Health checks that don't fool Kubernetes: live vs ready vs startup
The Story
Monday 8:02 AM. A node restarts. Kubernetes brings up your pod. Liveness probe says OK. Readiness probe says OK. Traffic floods in. Half the requests 500 because Redis is still warming up the cache and your pod was readiness-OK before its dependencies were. The dashboard turns red and on-call gets a page two minutes after deploy. Again.
Your /health endpoint just returned 200 the whole time. The bug is conflating "process is up" with "ready to serve".
The three types
| Probe | Question it answers | What it does in k8s |
|---|---|---|
| Liveness | "Is the process responsive at all?" | If fails: kill + restart pod |
| Readiness | "Should this pod receive traffic now?" | If fails: drop from Service endpoints; no kill |
| Startup | "Is the slow boot sequence done?" | If fails: keep waiting; doesn't trigger restart yet |
Conflating them is the most common mistake.
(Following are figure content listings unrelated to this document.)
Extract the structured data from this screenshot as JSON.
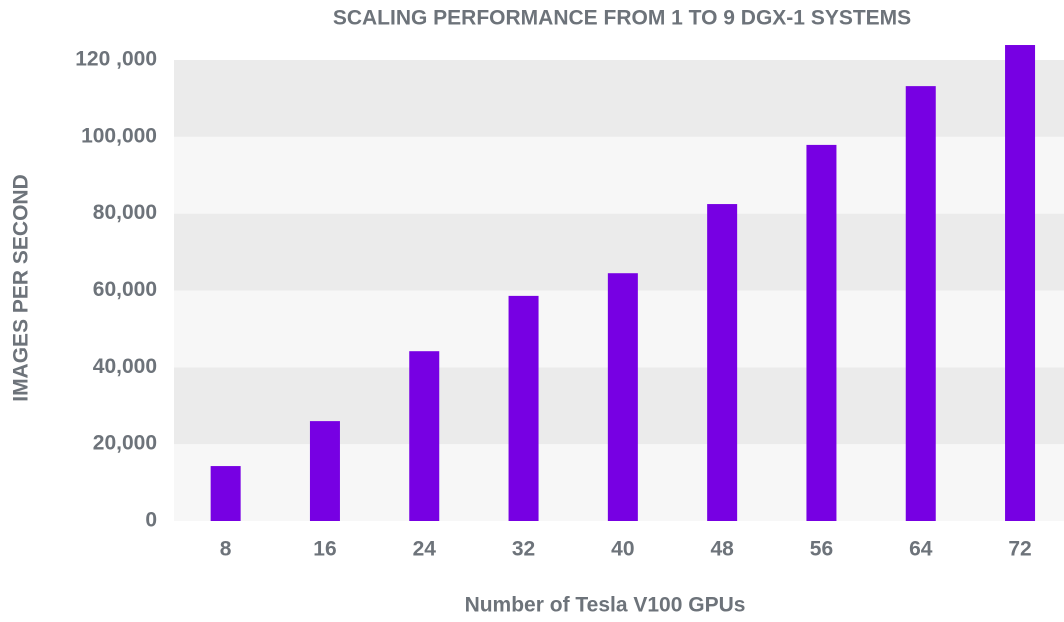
{
  "chart_data": {
    "type": "bar",
    "title": "SCALING PERFORMANCE FROM 1 TO 9 DGX-1 SYSTEMS",
    "x_label": "Number of Tesla V100 GPUs",
    "y_label": "IMAGES PER SECOND",
    "categories": [
      "8",
      "16",
      "24",
      "32",
      "40",
      "48",
      "56",
      "64",
      "72"
    ],
    "values": [
      14300,
      26000,
      44200,
      58600,
      64500,
      82500,
      97900,
      113200,
      123900
    ],
    "color": "#7700e3",
    "ylim": [
      0,
      120000
    ],
    "yticks": [
      0,
      {
        "value": 20000,
        "label": "20,000"
      },
      {
        "value": 40000,
        "label": "40,000"
      },
      {
        "value": 60000,
        "label": "60,000"
      },
      {
        "value": 80000,
        "label": "80,000"
      },
      {
        "value": 100000,
        "label": "100,000"
      },
      {
        "value": 120000,
        "label": "120 ,000"
      }
    ],
    "grid": true
  }
}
Jaina.HealthChecks makes the split mechanical via tags.
Jaina solution
// Program.cs
builder.Services.AddHealthChecks()
.AddCheck("self", () => HealthCheckResult.Healthy(), tags: [JainaHealthCheckTags.Live])
.AddCheck("redis", new RedisHealthCheck(...), tags: [JainaHealthCheckTags.Ready])
.AddCheck("rabbit", new RabbitHealthCheck(...), tags: [JainaHealthCheckTags.Ready])
.AddCheck("ef-context", new DbContextHealthCheck<AppDb>(), tags: [JainaHealthCheckTags.Ready]);
app.MapJainaHealthChecks();
// → /health/live filters by tag "live"
// → /health/ready filters by tag "ready"
Source: ApplicationBuilderExtensions.cs.
Kubernetes wiring
livenessProbe:
httpGet:
path: /health/live
port: 8080
initialDelaySeconds: 5
periodSeconds: 10
readinessProbe:
httpGet:
path: /health/ready
port: 8080
initialDelaySeconds: 0
periodSeconds: 5
startupProbe: # ASP.NET takes a few seconds to JIT + warm up
httpGet:
path: /health/live
failureThreshold: 30
periodSeconds: 2
Happy path
$ curl http://localhost:5101/health/live
Healthy
$ curl http://localhost:5101/health/ready
Healthy
Two endpoints, two answers.
Error scenarios
1. Redis blips for 200ms
The readiness probe catches it on the next 5s tick → pod drops out of the LB → no 5xx to users. Liveness still passes → pod is not killed. After Redis recovers, readiness goes green and traffic resumes. No restart, no cold start, no thundering herd.
2. Process deadlocked but answering port
Liveness check is a self-ping that requires the request thread to actually run. A deadlocked thread pool fails liveness → k8s restarts the pod. (You also want goroutine equivalents — periodic check ratio in Polly's pollster pattern.)
3. Slow startup — cache warm-up takes 30s
Startup probe waits up to failureThreshold * periodSeconds (60s in the example). During that window, no liveness restarts; the pod isn't in service. Once startup passes, the regular liveness/readiness probes take over. Without a startup probe, k8s might restart the pod three times before warm-up finishes.
4. Cascading "ready" lie
Service A's readiness depends on Service B's readiness. If B is degraded and A also returns "ready", you've created a cascade: A's pod gets traffic that immediately fails because B isn't ready. Fix: A's readiness check pings B via HTTP and fails fast when B is unhealthy. Use timeout / circuit-breaker so A doesn't itself hang.
5. Production exposes too much
/health/ready returns 500 with the full stack trace by default. Filter the response or expose only on a management port: app.MapJainaHealthChecks().RequireHost("*:8081").
What you'd see in production
Grafana single-stat panel:
sum(up{job="orders"}) / count(up{job="orders"})
100% = all pods ready. Drops to 75% = one pod out of four is unhealthy. Alert on < 0.8 for > 1m.
Trade-offs & gotchas
- Don't put expensive checks in
/health/ready— k8s polls every 5s. A 2s DB check tanks your tail latency. Move slow checks to a separate observability scrape. - Startup probe is NOT a substitute for warm-up logic. Use it to avoid restart loops, not to mask "the cache hasn't been built yet".
- Liveness
200does not mean the process is healthy. It means it can answer one request. If the process is leaking sockets, your real users will time out long before liveness flips.
Try it yourself
dotnet run --project samples/JainaShop/JainaShop.Catalog
curl http://localhost:5101/health/live # process responsive
curl http://localhost:5101/health/ready # downstream deps OK
Stop Redis or kill the DB connection mid-call — /health/ready flips to Unhealthy while /health/live stays Healthy. That's the split working as designed.